Michael Culshaw-Maurer

Michael is an Ambassador who studied abroad in Greece and Italy

Why did you choose to study abroad and how did you decide on this program?

I have wanted to study abroad since I decided to attend St. John's; the opportunity to experience other cultures from the perspective of a student was a big selling point for me.

As for choosing the Greco-Roman program, my dad actually did this trip many years ago at St. John's. Since I was young, I've heard stories about his adventures, and the Greco-Roman trip has held my attention ever since. Besides that, I've always been interested in Greek and Roman history, and the opportunity to study history and art history on-site is undeniably unique.

Briefly describe a specific cultural experience you had on your trip that made a lasting impression.

I can recall the first time I had someone greet me with the "double cheek kiss", which is really more of a "double air kiss while touching cheeks". It was a bit unexpected, as I knew it was generally reserved for more familiar people. The fact that I'd gotten to know someone in the community well enough to get that greeting was wonderful. I continue to stay in touch with several friends from Rome, which helps to continue the impression my trip left on me.

Describe your overall study abroad experience.

Describing my overall semester abroad experience is a bit of a daunting task; the breadth and depth of the experience is something extremely difficult to put into words. I would say the experience was a nearly perfect blend of academic and non-academic experience. I was able to learn about Greek history while standing on the Acropolis, eat Italian pizza with Roman friends, and learn about the David while it towered above me. The balance of class time and free time allowed for both structured and independent learning, ultimately making my experience a doubly meaningful one.

Based on your experiences abroad, what are some of the benefits of spending a semester abroad? How has studying abroad contributed to your personal, academic, and professional development?

As I mentioned above, a study abroad experience will give both academic and independent learning opportunities. The classes integrate wonderfully with the location, going beyond simple classroom experiences. Outside of the classroom, I think the increases in confidence and independence are especially noticeable. Navigating a foreign country will undoubtedly lead to increased flexibility, problem-solving skills and situational awareness. Simply living in another country for an extended period of time will give a great expansion of global awareness, and the study abroad programs will only help to fortify and strengthen that awareness.

Personally, I feel much more confident, independent, and decisive than I did before I left for Athens. The way I approach unfamiliar or uncomfortable situations has completely changed, and I find myself tackling new challenges much more readily than before. Academically, I have had the chance to see just how much there is to be learned outside of the classroom, and I would love to pursue academic interests in the field and abroad in the future. Professionally, I feel that I have a much more refined ability to interact with and understand people from other cultures and backgrounds, and I am much more excited and interested in doing so in the future.

What advice can you offer for CSB/SJU students who are considering or planning to study abroad?

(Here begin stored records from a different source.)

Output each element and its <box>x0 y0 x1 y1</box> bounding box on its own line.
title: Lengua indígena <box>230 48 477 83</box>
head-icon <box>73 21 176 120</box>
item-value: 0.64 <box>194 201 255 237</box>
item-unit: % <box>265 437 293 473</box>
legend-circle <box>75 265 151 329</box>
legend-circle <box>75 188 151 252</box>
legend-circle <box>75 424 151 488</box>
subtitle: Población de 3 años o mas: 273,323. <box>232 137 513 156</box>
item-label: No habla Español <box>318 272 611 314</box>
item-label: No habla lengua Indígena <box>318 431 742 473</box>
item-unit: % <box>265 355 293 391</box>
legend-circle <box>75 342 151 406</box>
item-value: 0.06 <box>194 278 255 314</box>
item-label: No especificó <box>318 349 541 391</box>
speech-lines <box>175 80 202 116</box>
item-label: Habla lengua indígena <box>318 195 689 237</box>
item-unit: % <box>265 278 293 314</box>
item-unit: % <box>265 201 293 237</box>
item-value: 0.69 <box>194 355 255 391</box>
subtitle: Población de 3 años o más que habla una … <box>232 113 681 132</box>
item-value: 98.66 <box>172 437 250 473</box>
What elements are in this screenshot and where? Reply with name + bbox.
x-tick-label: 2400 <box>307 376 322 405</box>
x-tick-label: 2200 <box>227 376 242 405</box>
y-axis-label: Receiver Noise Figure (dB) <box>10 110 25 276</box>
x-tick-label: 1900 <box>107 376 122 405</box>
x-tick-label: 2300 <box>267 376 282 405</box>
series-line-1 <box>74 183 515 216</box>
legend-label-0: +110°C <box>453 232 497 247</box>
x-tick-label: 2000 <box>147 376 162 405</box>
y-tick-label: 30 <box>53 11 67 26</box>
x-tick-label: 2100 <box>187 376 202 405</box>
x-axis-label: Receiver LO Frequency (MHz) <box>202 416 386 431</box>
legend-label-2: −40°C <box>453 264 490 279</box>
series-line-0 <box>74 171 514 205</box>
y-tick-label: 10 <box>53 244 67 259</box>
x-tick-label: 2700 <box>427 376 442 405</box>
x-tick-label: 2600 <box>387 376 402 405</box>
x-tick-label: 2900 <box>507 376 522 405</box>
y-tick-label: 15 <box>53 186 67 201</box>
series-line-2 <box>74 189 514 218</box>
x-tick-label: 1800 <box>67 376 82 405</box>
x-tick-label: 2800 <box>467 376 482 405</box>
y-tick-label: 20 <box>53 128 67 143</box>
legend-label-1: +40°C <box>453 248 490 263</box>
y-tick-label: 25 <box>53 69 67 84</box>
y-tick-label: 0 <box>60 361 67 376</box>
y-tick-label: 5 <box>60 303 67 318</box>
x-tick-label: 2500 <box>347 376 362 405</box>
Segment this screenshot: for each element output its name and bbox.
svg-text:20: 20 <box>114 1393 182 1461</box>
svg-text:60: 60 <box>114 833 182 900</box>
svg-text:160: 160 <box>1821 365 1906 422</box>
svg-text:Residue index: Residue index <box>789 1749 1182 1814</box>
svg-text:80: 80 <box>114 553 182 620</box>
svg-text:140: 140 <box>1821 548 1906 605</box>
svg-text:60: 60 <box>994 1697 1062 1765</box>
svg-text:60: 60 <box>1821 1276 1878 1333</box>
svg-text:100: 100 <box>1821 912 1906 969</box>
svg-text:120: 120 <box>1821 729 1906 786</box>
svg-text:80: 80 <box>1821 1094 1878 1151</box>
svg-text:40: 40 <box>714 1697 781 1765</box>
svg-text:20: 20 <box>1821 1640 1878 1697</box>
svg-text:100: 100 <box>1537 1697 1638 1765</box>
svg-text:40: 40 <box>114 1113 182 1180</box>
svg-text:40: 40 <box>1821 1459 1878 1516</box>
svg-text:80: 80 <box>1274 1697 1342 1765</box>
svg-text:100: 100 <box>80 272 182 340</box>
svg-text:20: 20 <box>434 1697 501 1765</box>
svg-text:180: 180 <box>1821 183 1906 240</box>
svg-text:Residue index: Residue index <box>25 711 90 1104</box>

First, if you are considering studying abroad but are still unsure: I strongly encourage you to talk to as many ambassadors and others who have studied abroad as you can. You will notice that the trend of "it was the best four months of my life" will continue well beyond the first person you ask. I cannot think of another opportunity I have had in my entire life that was so densely filled with meaningful and unique experiences.

If you are already planning to go abroad, congratulations! You are going to have one of the most richly rewarding experiences of your life. If you really want to make it count, I highly recommend doing a bit of research beforehand. Talk to ambassadors, former program directors, or the OEA staff. Decide which program sparks the biggest interest in you, and which one makes the most sense for your personal goals. Once you've found your interest, cultivate it, build it. I'd recommend you read up on the best local places to eat, see a play, or listen to local music. If you have a hobby or a passion, try to find somewhere you can pursue it abroad! Finally, bring extra underwear. Always a good call.